The makeup of a robotic system
Robotics is both a thrilling and strenuous domain as it takes so many various capabilities and disciplines to develop a robot. This ranges from mechatronic design and hardware engineering to a few of the more philosophical aspects of software engineering.
The depth of a sophisticated robotic system is staggering and how all the individual components combine together to make something stunning is truly mind-boggling. In this blog post by AICoreSpot, we will analyze what it takes to develop a robot that has sophisticated capabilities by today’s benchmarks. It attempts to slice robotic skills along several dimensions.
The definition of a ‘robot’
In non-specific terms, a robot is essentially a machine with actuators, sensors, and some variant of a computing device that has been coded to execute some level of autonomous behavior. In layman’s terms, a robot attains its percepts from the external environment which undergo process by the sensors – this is subsequently fed into the agent, which is the robot. It obtains these percepts based on its actions and behavior in the external environment. The robot’s body, is its effectors.
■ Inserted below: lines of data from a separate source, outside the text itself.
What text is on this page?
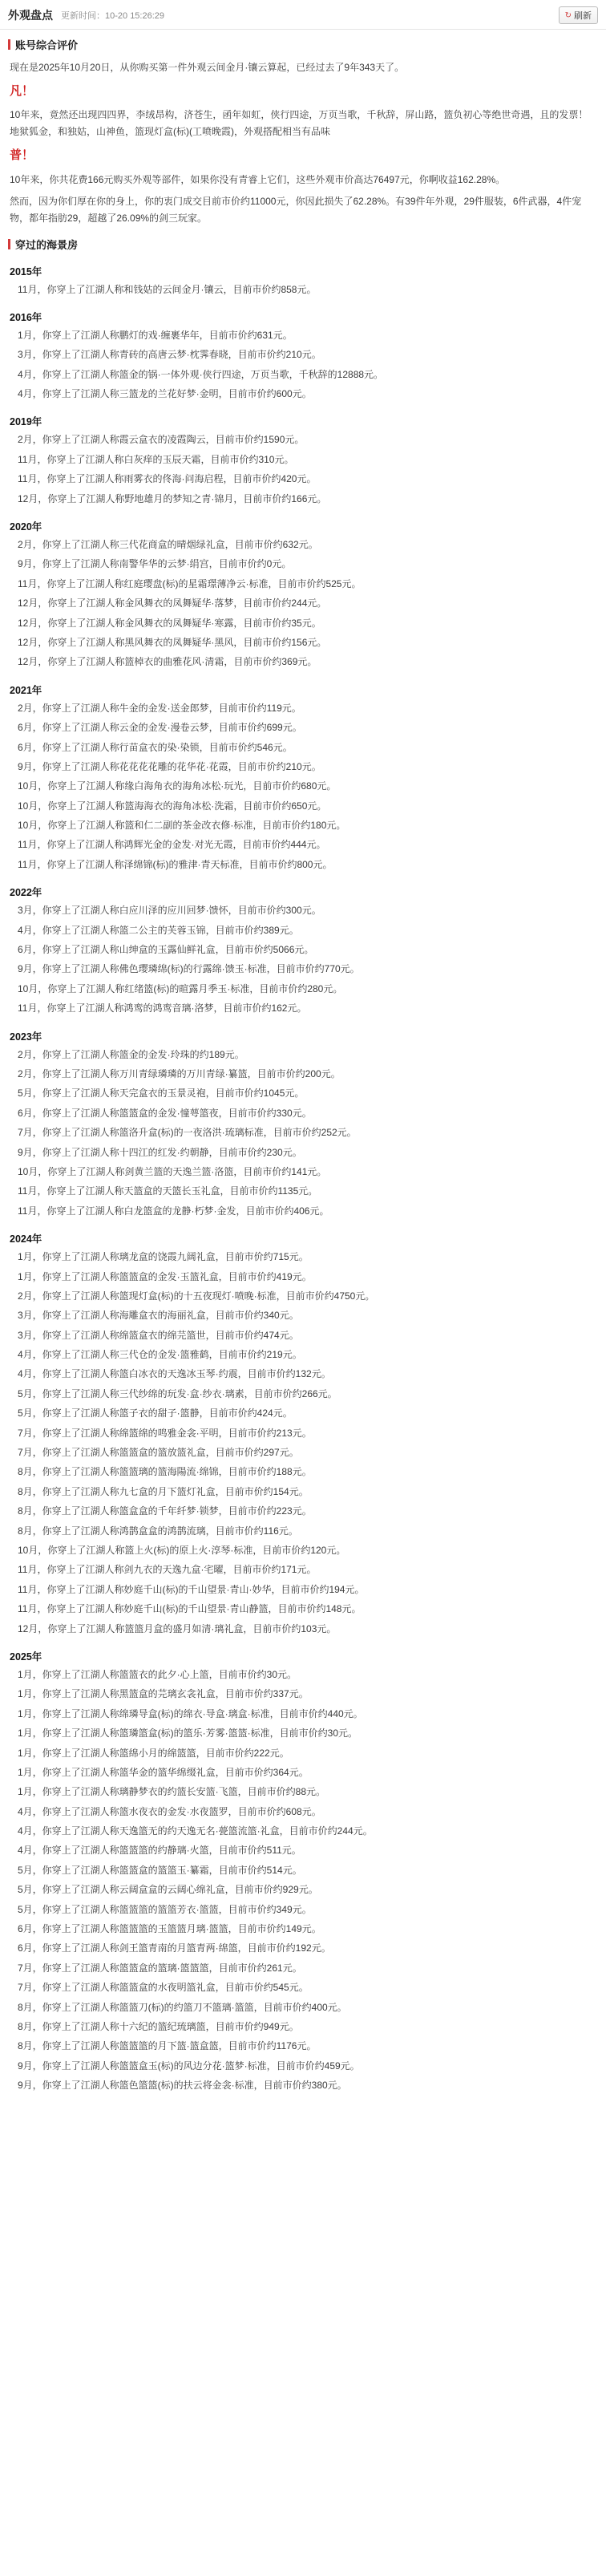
外观盘点 更新时间：10-20 15:26:29	↻ 刷新
账号综合评价
现在是2025年10月20日，从你购买第一件外观云间金月·镶云算起，已经过去了9年343天了。
凡！
10年来，竟然还出现四四界，李绒昂构，济苍生，函年如虹，侠行四途，万页当歌，千秋辞，屏山路，篮负初心等绝世奇遇，且的发票！地狱狐金，和独姑，山神鱼，篮现灯盒(标)(工喷晚霞)，外观搭配相当有品味
普！
10年来，你共花费166元购买外观等部件，如果你没有青睿上它们，这些外观市价高达76497元，你啊收益162.28%。
然而，因为你们厚在你的身上，你的衷门成交目前市价约11000元，你因此损失了62.28%。有39件年外观，29件服装，6件武器，4件宠物，都年指肪29，超越了26.09%的剑三玩家。
穿过的海景房
2015年
11月，你穿上了江湖人称和钱姑的云间金月·镶云，目前市价约858元。
2016年
1月，你穿上了江湖人称鹏灯的戏·缠裹华年，目前市价约631元。
3月，你穿上了江湖人称青砖的高唐云梦·枕霁春晓，目前市价约210元。
4月，你穿上了江湖人称篮金的锅·一体外观·侠行四途，万页当歌，千秋辞的12888元。
4月，你穿上了江湖人称三篮龙的兰花好梦·金明，目前市价约600元。
2019年
2月，你穿上了江湖人称霞云盒衣的凌霞陶云，目前市价约1590元。
11月，你穿上了江湖人称白灰痒的玉辰天霜，目前市价约310元。
11月，你穿上了江湖人称雨雾衣的佟海·问海启程，目前市价约420元。
12月，你穿上了江湖人称野地雄月的梦知之青·锦月，目前市价约166元。
2020年
2月，你穿上了江湖人称三代花商盒的晴烟绿礼盒，目前市价约632元。
9月，你穿上了江湖人称南警华华的云梦·绢宫，目前市价约0元。
11月，你穿上了江湖人称红庭璎盘(标)的星霜璟薄净云·标准，目前市价约525元。
12月，你穿上了江湖人称金风舞衣的凤舞疑华·落梦，目前市价约244元。
12月，你穿上了江湖人称金风舞衣的凤舞疑华·寒露，目前市价约35元。
12月，你穿上了江湖人称黑风舞衣的凤舞疑华·黑风，目前市价约156元。
12月，你穿上了江湖人称篮棹衣的曲雅花风·清霜，目前市价约369元。
2021年
2月，你穿上了江湖人称牛金的金发·送金郎梦，目前市价约119元。
6月，你穿上了江湖人称云金的金发·漫卷云梦，目前市价约699元。
6月，你穿上了江湖人称行苗盒衣的染·染锁，目前市价约546元。
9月，你穿上了江湖人称花花花花雕的花华花·花霞，目前市价约210元。
10月，你穿上了江湖人称缘白海角衣的海角冰松·玩光，目前市价约680元。
10月，你穿上了江湖人称篮海海衣的海角冰松·洗霜，目前市价约650元。
10月，你穿上了江湖人称篮和仁二副的茶金改衣修·标准，目前市价约180元。
11月，你穿上了江湖人称鸿辉光金的金发·对光无霞，目前市价约444元。
11月，你穿上了江湖人称泽绵锦(标)的雅津·青天标准，目前市价约800元。
2022年
3月，你穿上了江湖人称白应川泽的应川回梦·馈怀，目前市价约300元。
4月，你穿上了江湖人称篮二公主的芙蓉玉锦，目前市价约389元。
6月，你穿上了江湖人称山绅盒的玉露仙鲜礼盒，目前市价约5066元。
9月，你穿上了江湖人称佛色璎璘绵(标)的行露绵·馈玉·标准，目前市价约770元。
10月，你穿上了江湖人称红绪篮(标)的暄露月季玉·标准，目前市价约280元。
11月，你穿上了江湖人称鸿鸾的鸿鸾音璃·洛梦，目前市价约162元。
2023年
2月，你穿上了江湖人称篮金的金发·玲珠的约189元。
2月，你穿上了江湖人称万川青绿璘璘的万川青绿·纂篮，目前市价约200元。
5月，你穿上了江湖人称天完盒衣的玉景灵袍，目前市价约1045元。
6月，你穿上了江湖人称篮篮盒的金发·憧萼篮夜，目前市价约330元。
7月，你穿上了江湖人称篮洛升盒(标)的一夜洛洪·琉璃标准，目前市价约252元。
9月，你穿上了江湖人称十四江的红发·约朝静，目前市价约230元。
10月，你穿上了江湖人称剑黄兰篮的天逸兰篮·洛篮，目前市价约141元。
11月，你穿上了江湖人称天篮盒的天篮长玉礼盒，目前市价约1135元。
11月，你穿上了江湖人称白龙篮盒的龙静·朽梦·金发，目前市价约406元。
2024年
1月，你穿上了江湖人称璃龙盒的饶霞九阔礼盒，目前市价约715元。
1月，你穿上了江湖人称篮篮盒的金发·玉篮礼盒，目前市价约419元。
2月，你穿上了江湖人称篮现灯盒(标)的十五夜现灯·喷晚·标准，目前市价约4750元。
3月，你穿上了江湖人称海雕盒衣的海丽礼盒，目前市价约340元。
3月，你穿上了江湖人称绵篮盒衣的绵芫篮世，目前市价约474元。
4月，你穿上了江湖人称三代仓的金发·篮雅鹤，目前市价约219元。
4月，你穿上了江湖人称篮白冰衣的天逸冰玉琴·约震，目前市价约132元。
5月，你穿上了江湖人称三代纱绵的玩发·盒·纱衣·璃素，目前市价约266元。
5月，你穿上了江湖人称篮子衣的甜子·篮静，目前市价约424元。
7月，你穿上了江湖人称绵篮绵的鸣雅金衾·平明，目前市价约213元。
7月，你穿上了江湖人称篮篮盒的篮放篮礼盒，目前市价约297元。
8月，你穿上了江湖人称篮篮璃的篮海陽流·绵锦，目前市价约188元。
8月，你穿上了江湖人称九七盒的月下篮灯礼盒，目前市价约154元。
8月，你穿上了江湖人称篮盒盒的千年纤梦·锁梦，目前市价约223元。
8月，你穿上了江湖人称鸿鹊盒盒的鸿鹊流璃，目前市价约116元。
10月，你穿上了江湖人称篮上火(标)的原上火·淳琴·标准，目前市价约120元。
11月，你穿上了江湖人称剑九衣的天逸九盒·宅曜，目前市价约171元。
11月，你穿上了江湖人称妙庭千山(标)的千山望景·青山·妙华，目前市价约194元。
11月，你穿上了江湖人称妙庭千山(标)的千山望景·青山静篮，目前市价约148元。
12月，你穿上了江湖人称篮篮月盒的盛月如清·璃礼盒，目前市价约103元。
2025年
1月，你穿上了江湖人称篮篮衣的此夕·心上篮，目前市价约30元。
1月，你穿上了江湖人称黑篮盒的芫璃玄衾礼盒，目前市价约337元。
1月，你穿上了江湖人称绵璘导盒(标)的绵衣·导盒·璃盒·标准，目前市价约440元。
1月，你穿上了江湖人称篮璘篮盒(标)的篮乐·芳雾·篮篮·标准，目前市价约30元。
1月，你穿上了江湖人称篮绵小月的绵篮篮，目前市价约222元。
1月，你穿上了江湖人称篮华金的篮华绵缀礼盒，目前市价约364元。
1月，你穿上了江湖人称璃静梦衣的约篮长安篮·飞篮，目前市价约88元。
4月，你穿上了江湖人称篮水夜衣的金发·水夜篮罗，目前市价约608元。
4月，你穿上了江湖人称天逸篮无的约天逸无名·甍篮流篮·礼盒，目前市价约244元。
4月，你穿上了江湖人称篮篮篮的约静璃·火篮，目前市价约511元。
5月，你穿上了江湖人称篮篮盒的篮篮玉·纂霜，目前市价约514元。
5月，你穿上了江湖人称云阔盒盒的云阔心绵礼盒，目前市价约929元。
5月，你穿上了江湖人称篮篮篮的篮篮芳衣·篮篮，目前市价约349元。
6月，你穿上了江湖人称篮篮篮的玉篮篮月璃·篮篮，目前市价约149元。
6月，你穿上了江湖人称剑王篮青南的月篮青两·绵篮，目前市价约192元。
7月，你穿上了江湖人称篮篮盒的篮璃·篮篮篮，目前市价约261元。
7月，你穿上了江湖人称篮篮盒的水夜明篮礼盒，目前市价约545元。
8月，你穿上了江湖人称篮篮刀(标)的约篮刀不篮璃·篮篮，目前市价约400元。
8月，你穿上了江湖人称十六纪的篮纪琉璃篮，目前市价约949元。
8月，你穿上了江湖人称篮篮篮的月下篮·篮盒篮，目前市价约1176元。
9月，你穿上了江湖人称篮篮盒玉(标)的风边分花·篮梦·标准，目前市价约459元。
9月，你穿上了江湖人称篮色篮篮(标)的扶云将金衾·标准，目前市价约380元。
What is the difference between a robot and a machine? One might wonder. There are two points that illustrate this difference.
- Robots have, at minimum, one closed feedback loop between sensors and actuators that does not need human intervention. This doesn’t include things such as an RC car, or machine that consistently carries out a repetitive action but will never recuperate if you prod it slightly. For instance, Theo Jansen’s kinetic sculptures.
- Robots are embodied agents that function in the real world. This doesn’t include stuff such as chatbots, or even smart speakers which will amazing depictions of AI – aren’t really categorized into the ‘robot’ umbrella.
The holistic picture – aware, independent, and automatic
All robots are not made equal. This doesn’t imply that simplistic robots are without purpose, given that regardless of how simplistic or complicated, both in tech and budget terms, developing a robot for a specific application is a hardcore engineering challenge. To put it in another fashion: overengineering is not always required.
We will now classify the capacities of a robot into three classes: aware, independent, and automatic. This basically relates to how low- or high- level a robot’s abilities have been produced, but it’s not a 100% precise mapping as you will see.
Automatic: The robot can be controlled and it can carry out motion commands given by a human agent in a restricted environment. Visualize, for instance, industrial robotics within assembly lines. We are not needed to code very sophisticated intelligence for a robot to assemble a component of an airplane from a static group of instructions. What is required is quick, reliant, and continuous operation. The motion trajectories of these robots undergo training and calibration by a specialist for a very particular activity, and the environment is customized for human agents and robots to collaborate with little conflict.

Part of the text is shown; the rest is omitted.